Publication year - 2005
Publication title -
alimentary pharmacology and therapeutics
Language(s) - English
Resource type - Journals
SCImago Journal Rank - 3.308
H-Index - 177
eISSN - 1365-2036
pISSN - 0269-2813
DOI - 10.1111/j.1365-2036.2005.02680.x
Subject(s) - ciclosporin , medicine , ulcerative colitis , colectomy , prednisolone , colitis , surgery , gastroenterology , anesthesia , chemotherapy , disease
Summary Although colectomy for ulcerative colitis is curative, long‐term quality of life is reduced. Intravenous ciclosporin 4 mg/kg/day has significant toxicity. There is now evidence that low‐dose ciclosporin (2 mg/kg daily by intravenous infusion, or 5–6 mg/kg daily in a twice daily oral dosage) has an acceptable safety profile, even when used in combination with corticosteroids.

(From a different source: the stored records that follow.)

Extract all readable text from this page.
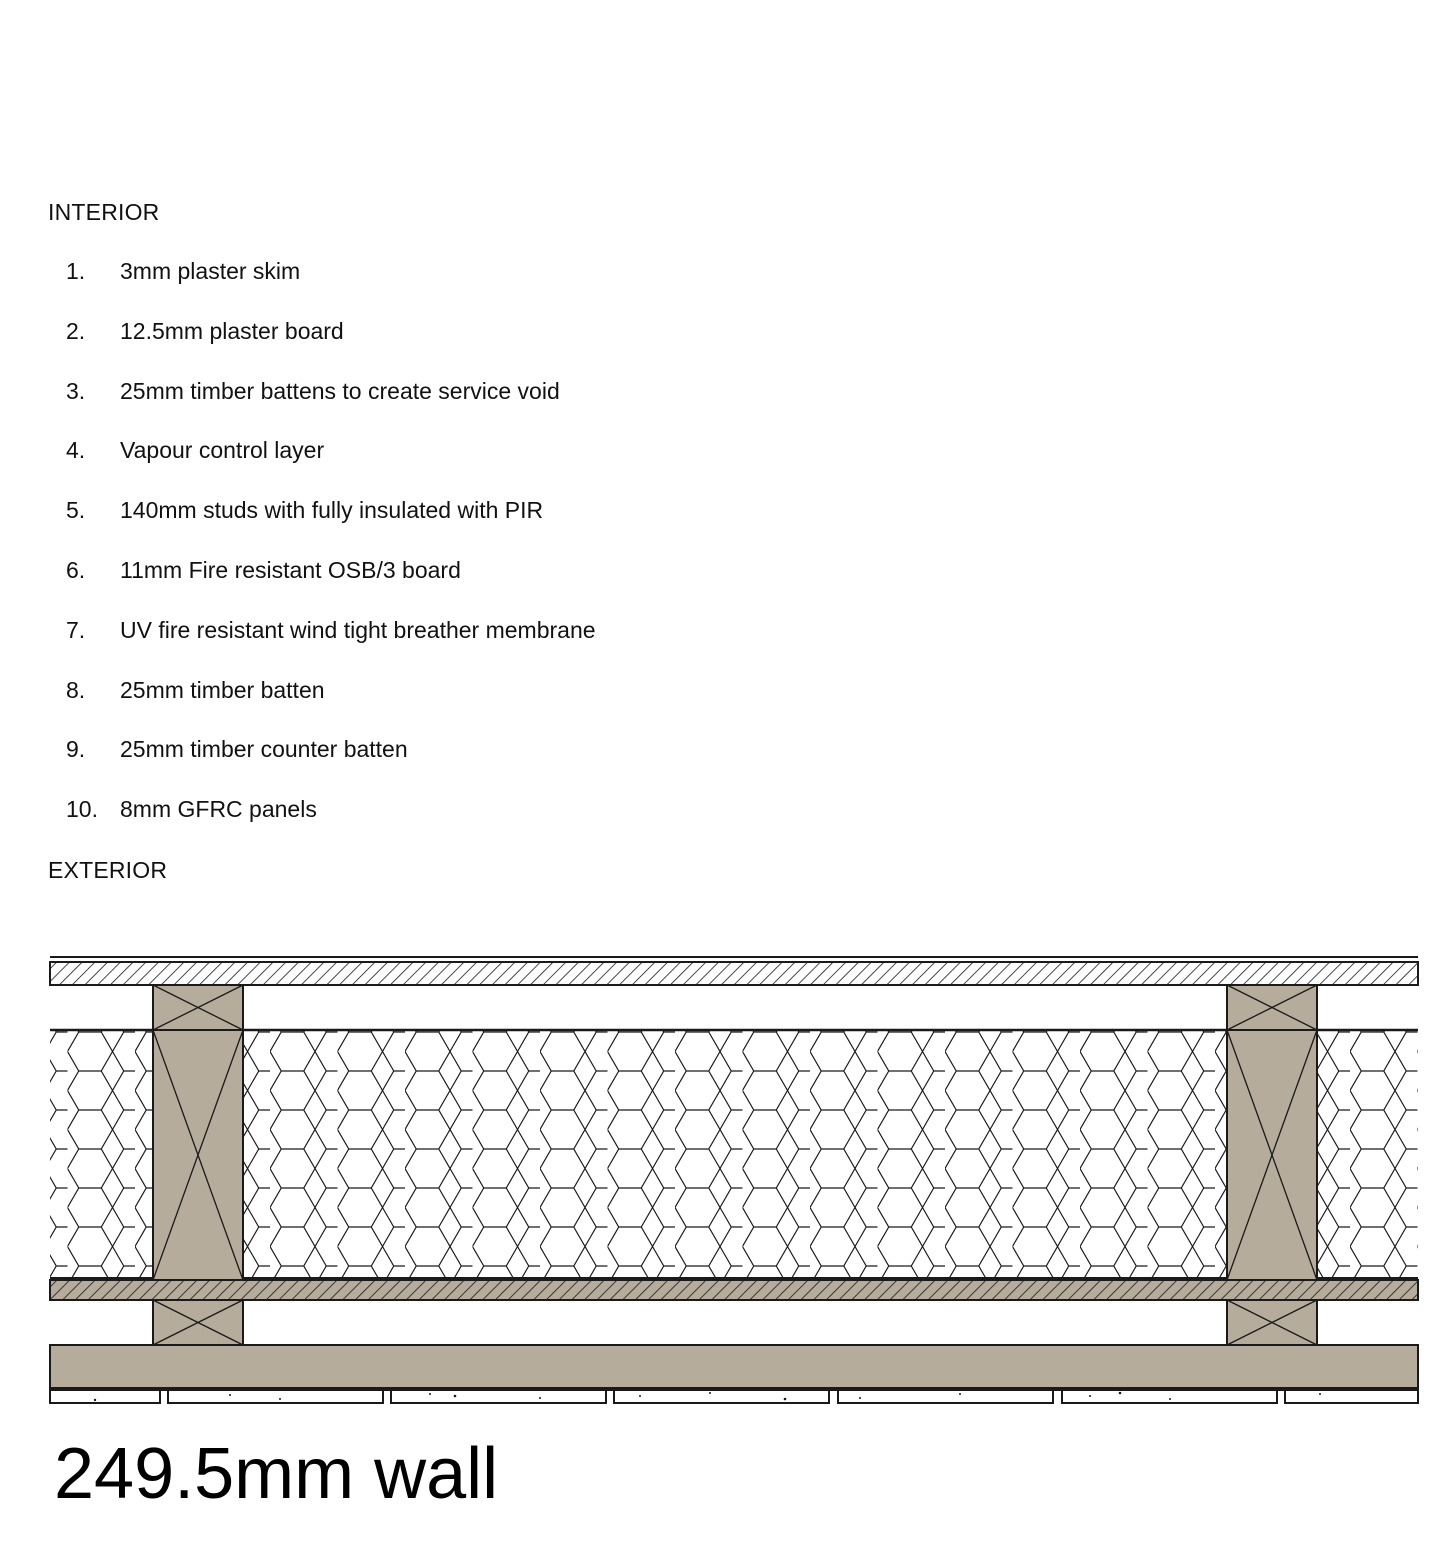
INTERIOR
1.	3mm plaster skim
2.	12.5mm plaster board
3.	25mm timber battens to create service void
4.	Vapour control layer
5.	140mm studs with fully insulated with PIR
6.	11mm Fire resistant OSB/3 board
7.	UV fire resistant wind tight breather membrane
8.	25mm timber batten
9.	25mm timber counter batten
10. 8mm GFRC panels
EXTERIOR
249.5mm wall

Drug dosage should be adjusted to the levels of 150–250 ng/mL initially (random levels during intravenous infusion, or trough levels for oral use). Ciclosporin should be considered not only in those who have failed 7 days of corticosteroids, but also in fulminant colitis at day 3, if not responding to corticosteroids. The drug should be avoided in frail or elderly patients with significant comorbidity, and also where colectomy is likely to be necessary in the short to medium term. Ciclosporin should not be continued for more than 7 days, unless there is a definite response. A 70–80% initial response is likely, and responders are discharged on oral ciclosporin, adding thiopurines and tailing prednisolone rapidly. The drug should be continued for 3 months. The likelihood of avoiding colectomy over 2–3 years is 40–50%. More studies are needed to evaluate the use of oral ciclosporin in corticosteroid‐refractory colitis in out‐patients, and to assess whether monotherapy (without corticosteroids) is significantly safer, without loss of efficacy.